Encyclopedia of Contemporary Chinese Culture

ZHUANG HUI

b. 1963, Yumen, Gansu
Photographer
Zhuang Hui grew up in Luoyang, Henan. He attributes his early interest in photography and the arts to his father, who worked as an itinerant photographer. Throughout Zhuang’s artistic work the search for identity in a changing society is central.
Zhuang’s career began with oil painting and then moved to performance art in the early 1990s with works that often involved travel. It was, however, Zhuang’s photographic endeavours that launched him into the spotlight. His One and Thirty series of 1995–6 shows the artist posed full length with thirty different individuals of a particular social or vocational group. Each piece consists of thirty individual portraits arranged in a grid, with the artist as the common denominator across different socially constructed identities. In 1997 Zhuang began a series of group portraits with an antique banquet camera that requires arduous preparation and that produces an elongated horizontal image. The groups he photographed were sometimes as large as 350 people.

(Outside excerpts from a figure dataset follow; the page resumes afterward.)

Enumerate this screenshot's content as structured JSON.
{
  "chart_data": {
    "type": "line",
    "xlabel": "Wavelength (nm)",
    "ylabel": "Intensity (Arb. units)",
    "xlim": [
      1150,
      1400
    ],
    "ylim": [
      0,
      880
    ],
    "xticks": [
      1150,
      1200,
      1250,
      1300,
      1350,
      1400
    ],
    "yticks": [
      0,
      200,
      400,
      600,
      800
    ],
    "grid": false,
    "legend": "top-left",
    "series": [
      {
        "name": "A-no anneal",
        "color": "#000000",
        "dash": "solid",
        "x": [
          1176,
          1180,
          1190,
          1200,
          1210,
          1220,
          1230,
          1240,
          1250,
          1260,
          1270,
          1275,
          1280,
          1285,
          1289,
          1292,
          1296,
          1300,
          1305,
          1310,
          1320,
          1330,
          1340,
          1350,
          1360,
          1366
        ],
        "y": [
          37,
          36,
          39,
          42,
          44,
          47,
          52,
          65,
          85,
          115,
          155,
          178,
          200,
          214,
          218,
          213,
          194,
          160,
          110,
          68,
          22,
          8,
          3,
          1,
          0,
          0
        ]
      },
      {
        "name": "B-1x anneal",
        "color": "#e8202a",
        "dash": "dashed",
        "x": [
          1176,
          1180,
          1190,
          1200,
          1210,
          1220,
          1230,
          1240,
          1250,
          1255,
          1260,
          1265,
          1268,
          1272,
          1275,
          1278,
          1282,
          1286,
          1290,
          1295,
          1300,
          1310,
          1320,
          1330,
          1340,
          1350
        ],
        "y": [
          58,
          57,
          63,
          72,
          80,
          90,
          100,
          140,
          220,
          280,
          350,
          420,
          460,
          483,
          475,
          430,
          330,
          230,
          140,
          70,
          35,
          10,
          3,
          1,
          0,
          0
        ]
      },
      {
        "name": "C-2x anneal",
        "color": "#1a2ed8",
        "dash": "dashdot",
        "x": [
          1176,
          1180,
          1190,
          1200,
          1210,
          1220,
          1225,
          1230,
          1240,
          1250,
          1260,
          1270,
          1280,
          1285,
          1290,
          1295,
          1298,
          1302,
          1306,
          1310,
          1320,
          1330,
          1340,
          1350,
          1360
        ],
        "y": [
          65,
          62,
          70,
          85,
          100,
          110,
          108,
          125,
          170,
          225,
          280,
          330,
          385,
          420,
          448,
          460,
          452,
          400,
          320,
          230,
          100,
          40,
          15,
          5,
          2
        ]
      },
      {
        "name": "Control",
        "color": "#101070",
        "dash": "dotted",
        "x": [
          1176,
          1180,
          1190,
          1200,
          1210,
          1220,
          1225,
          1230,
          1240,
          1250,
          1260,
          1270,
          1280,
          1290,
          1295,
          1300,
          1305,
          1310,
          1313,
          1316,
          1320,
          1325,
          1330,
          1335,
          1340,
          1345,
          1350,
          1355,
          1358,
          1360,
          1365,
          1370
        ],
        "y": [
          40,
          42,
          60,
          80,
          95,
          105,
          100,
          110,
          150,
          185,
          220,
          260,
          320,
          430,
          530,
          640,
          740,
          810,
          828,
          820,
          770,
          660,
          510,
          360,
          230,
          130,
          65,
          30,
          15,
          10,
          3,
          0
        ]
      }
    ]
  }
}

Each photograph was inscribed with the name and location of the group as well as the date of the photograph. Shuangyuan Energy Source Construction Company, 26 March 1997 shows hardhatted workers posed in front of a nuclear reactor. In each of these photographs the artist himself stands at one end of the group, helping to confound the boundaries between group portraiture and self-portraiture. Zhuang Hui has exhibited his work in ‘Contemporary Photo Art from the People’s Republic of China’ (Kunstverein, Berlin and other venues in Germany, 1997), ‘Revelation Series III: Falling Apart Together’ (Amsterdam, 1999), and ‘dAPERTutto, the 48th Venice Biennial’ (1999).
See also: Lu Zhirong; Zhang Hai’er
Further reading
Borysevicz, Mathieu (1998). ‘The Conductor of Grand Theatre, Zhuang Hui’s Photographic Portraits’. ART AsiaPacific 19:74–9. [Reprinted in John Clark (ed.) (2000), Chinese Art at the End of the Millennium. Hong Kong: New Art Media, 250–4.]
De Matté, Monica (1999). ‘Zhou Tiehai’. In dApertutto Aperto Over All (exhibition catalogue). Venezia: Edizioni La Biennale di Venezia/Marsilio, 216–17.
Nowald, Inken and Tolnay, A. (eds) (1997). Zeitgenössische Fotokunst aus der Volksrepublic China. Heidelberg: Edition Braus, 104–13.